Interesting, I didn't know that one. I doesn't seem to have made it into the tree, but it's a different thing slightly: it prevents the Boot ROM jumping to OCRAM, but that's what I did and it still fails as the Boot ROM uses a constant divider "4" resulting in loading SPL with 100 MHz from the qspi chip. And that somehow fails.
If I change the handoff files so that the qspi core runs at 200 MHz instead of 400 MHz, it works (qspi loaded with 50 MHz), but I think cold reset would still be better...
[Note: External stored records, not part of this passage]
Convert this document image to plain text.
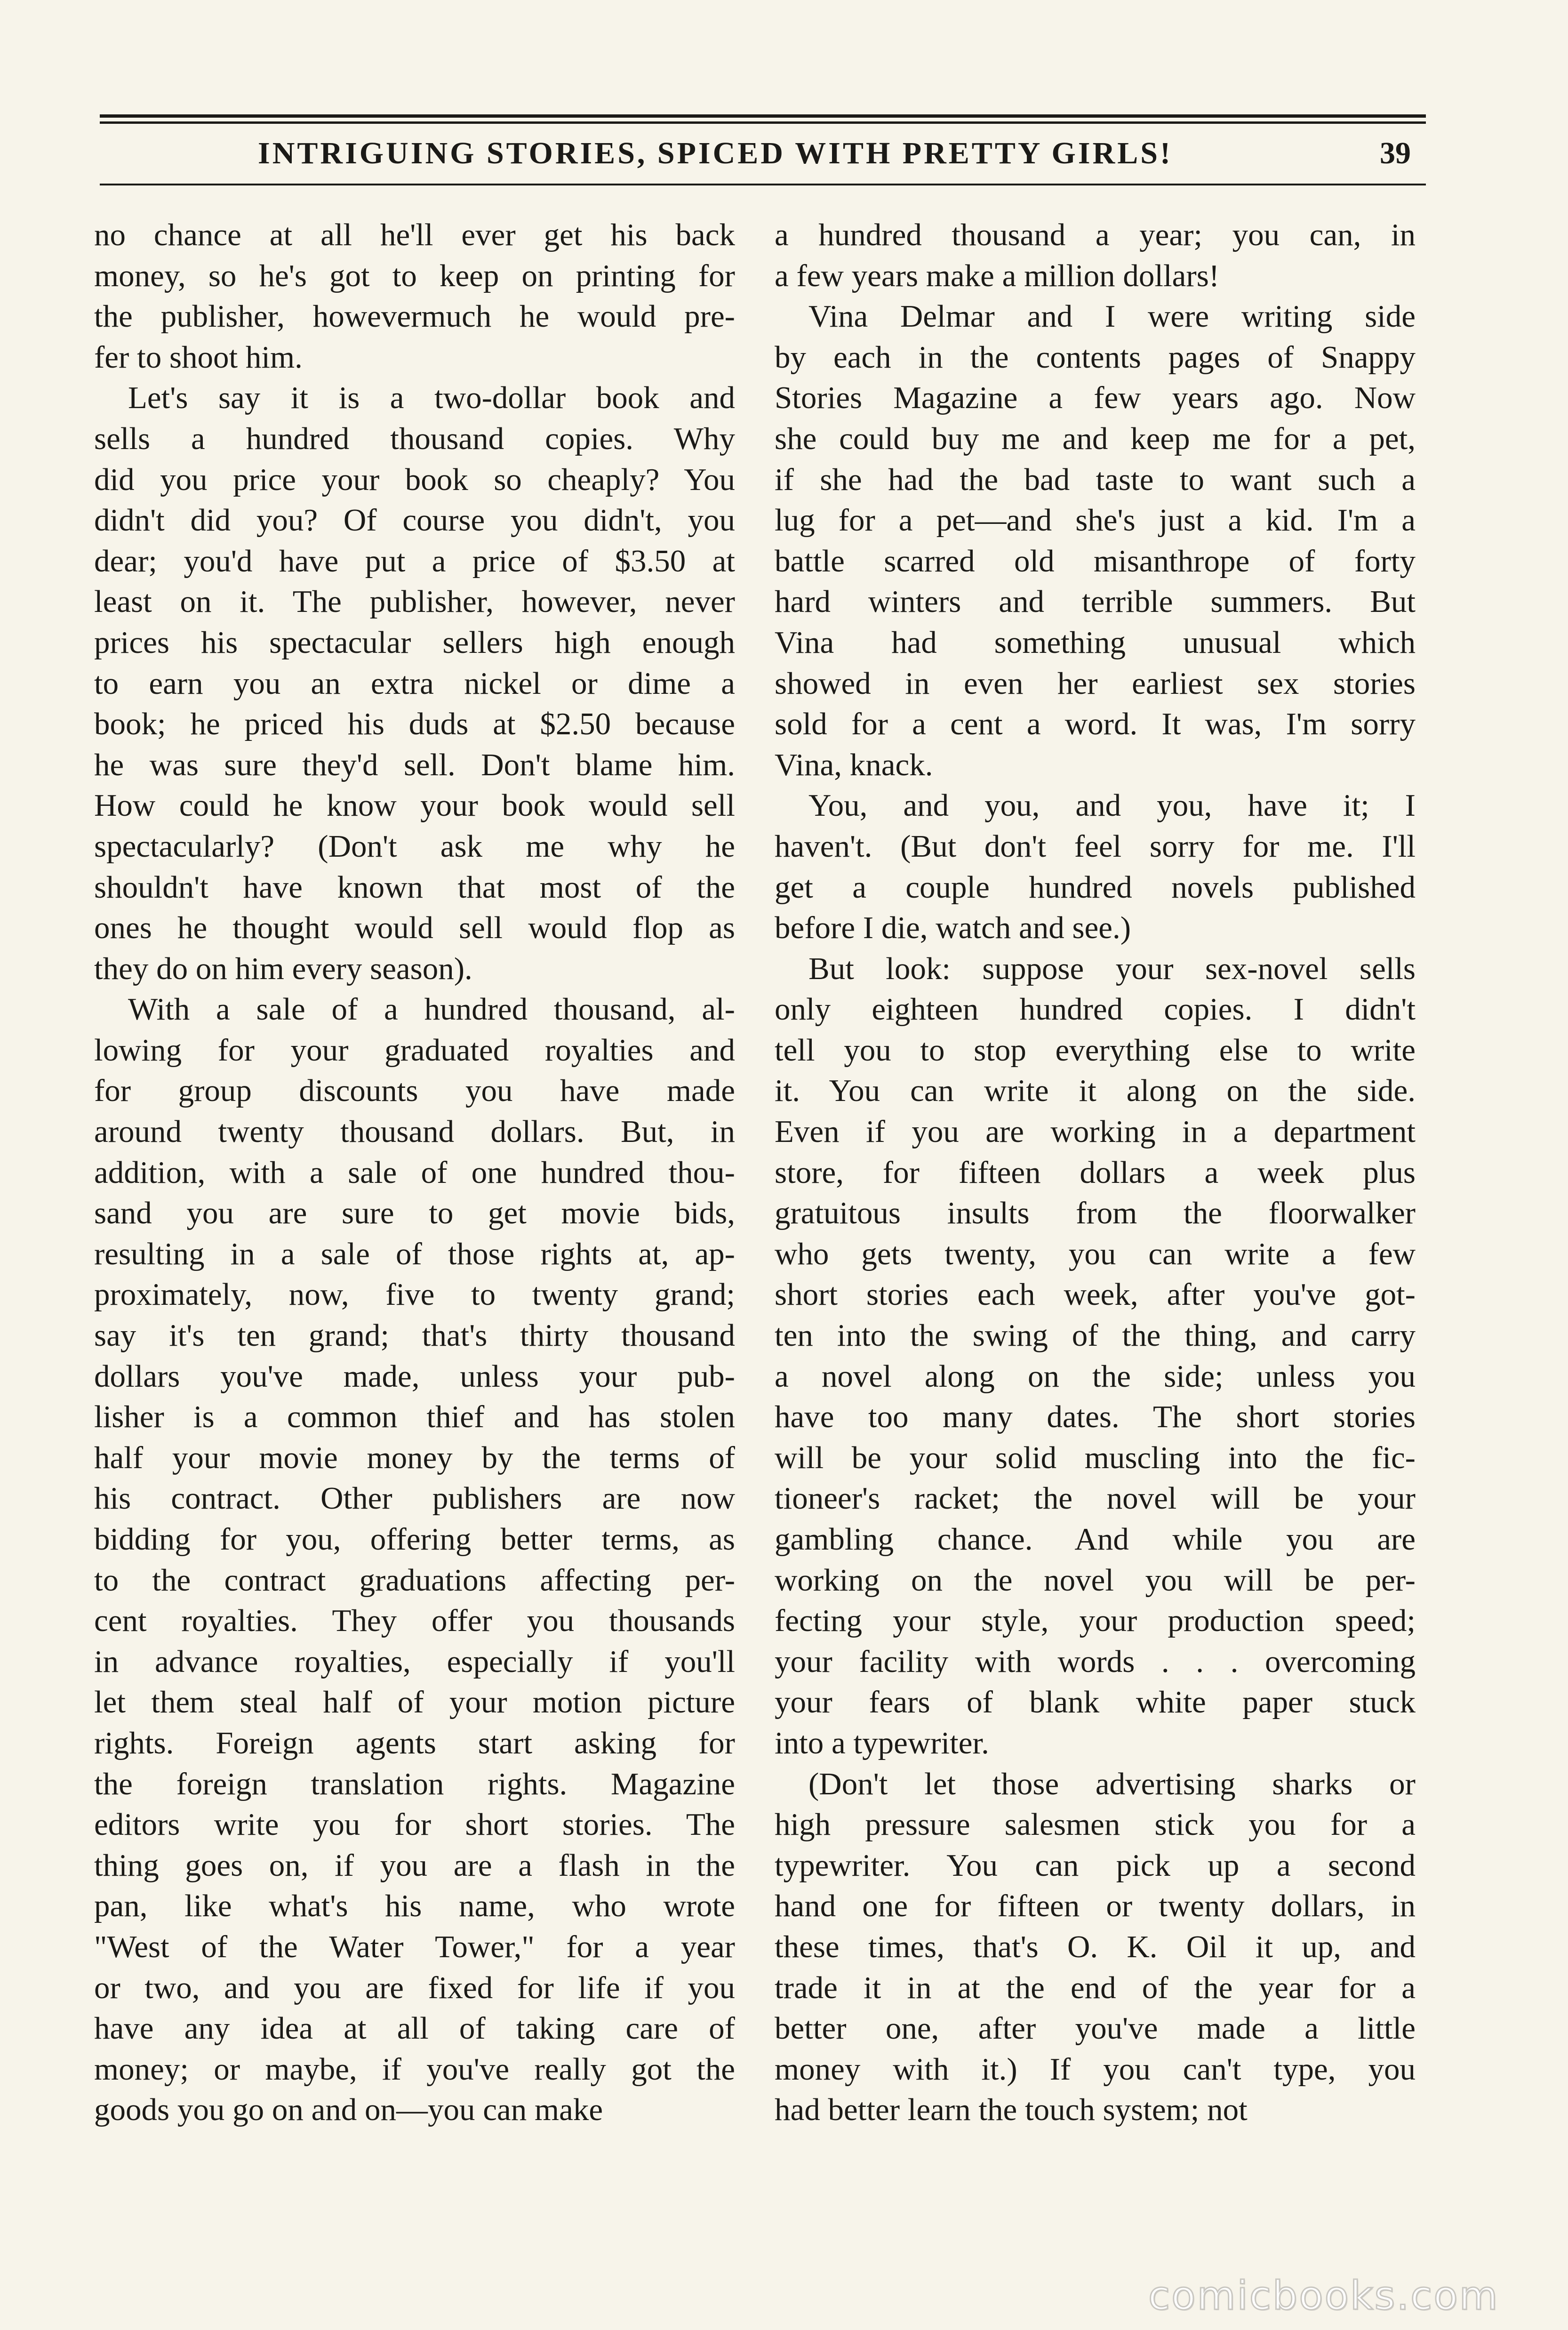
INTRIGUING STORIES, SPICED WITH PRETTY GIRLS!	39

no chance at all he'll ever get his back
money, so he's got to keep on printing for
the publisher, howevermuch he would pre-
fer to shoot him.

Let's say it is a two-dollar book and
sells a hundred thousand copies. Why
did you price your book so cheaply? You
didn't did you? Of course you didn't, you
dear; you'd have put a price of $3.50 at
least on it. The publisher, however, never
prices his spectacular sellers high enough
to earn you an extra nickel or dime a
book; he priced his duds at $2.50 because
he was sure they'd sell. Don't blame him.
How could he know your book would sell
spectacularly? (Don't ask me why he
shouldn't have known that most of the
ones he thought would sell would flop as
they do on him every season).

With a sale of a hundred thousand, al-
lowing for your graduated royalties and
for group discounts you have made
around twenty thousand dollars. But, in
addition, with a sale of one hundred thou-
sand you are sure to get movie bids,
resulting in a sale of those rights at, ap-
proximately, now, five to twenty grand;
say it's ten grand; that's thirty thousand
dollars you've made, unless your pub-
lisher is a common thief and has stolen
half your movie money by the terms of
his contract. Other publishers are now
bidding for you, offering better terms, as
to the contract graduations affecting per-
cent royalties. They offer you thousands
in advance royalties, especially if you'll
let them steal half of your motion picture
rights. Foreign agents start asking for
the foreign translation rights. Magazine
editors write you for short stories. The
thing goes on, if you are a flash in the
pan, like what's his name, who wrote
"West of the Water Tower," for a year
or two, and you are fixed for life if you
have any idea at all of taking care of
money; or maybe, if you've really got the
goods you go on and on—you can make

a hundred thousand a year; you can, in
a few years make a million dollars!

Vina Delmar and I were writing side
by each in the contents pages of Snappy
Stories Magazine a few years ago. Now
she could buy me and keep me for a pet,
if she had the bad taste to want such a
lug for a pet—and she's just a kid. I'm a
battle scarred old misanthrope of forty
hard winters and terrible summers. But
Vina had something unusual which
showed in even her earliest sex stories
sold for a cent a word. It was, I'm sorry
Vina, knack.

You, and you, and you, have it; I
haven't. (But don't feel sorry for me. I'll
get a couple hundred novels published
before I die, watch and see.)

But look: suppose your sex-novel sells
only eighteen hundred copies. I didn't
tell you to stop everything else to write
it. You can write it along on the side.
Even if you are working in a department
store, for fifteen dollars a week plus
gratuitous insults from the floorwalker
who gets twenty, you can write a few
short stories each week, after you've got-
ten into the swing of the thing, and carry
a novel along on the side; unless you
have too many dates. The short stories
will be your solid muscling into the fic-
tioneer's racket; the novel will be your
gambling chance. And while you are
working on the novel you will be per-
fecting your style, your production speed;
your facility with words . . . overcoming
your fears of blank white paper stuck
into a typewriter.

(Don't let those advertising sharks or
high pressure salesmen stick you for a
typewriter. You can pick up a second
hand one for fifteen or twenty dollars, in
these times, that's O. K. Oil it up, and
trade it in at the end of the year for a
better one, after you've made a little
money with it.) If you can't type, you
had better learn the touch system; not

comicbooks.com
However, when triggering cold reset instead of warm reset in rstmgr ctrl register [1], it works fine (and qspi clock is 6.25 MHz).
Now the question is: why do we trigger warm reset instead of cold reset?
I'd like to know that too. But it's likely because of various AMP setups, where the second CPU or the FPGA do something and you don't want to interrupt that operation by the primary CPU's reset. I haven't seen such deployments much myself though.
Ok, from reading the above thread, I guess there might be use cases for the warm reset but not for us. So I can make Linux using cold reset via a Kernel command line parameter but I can't do it for U-Boot.
Looks like we need a method to control this for U-Boot. Unless someone comes up with a better explanation, that is.
Regards, Simon
Isn't cold reset more stable, e.g. when rebooting watchdog-like? Linux also uses warm reset by default, but I'm tempted to send a patch for both U-Boot and Linux to use cold reset by default.
Any insight on the consequences of using cold reset instead of warm reset would be really appreciated!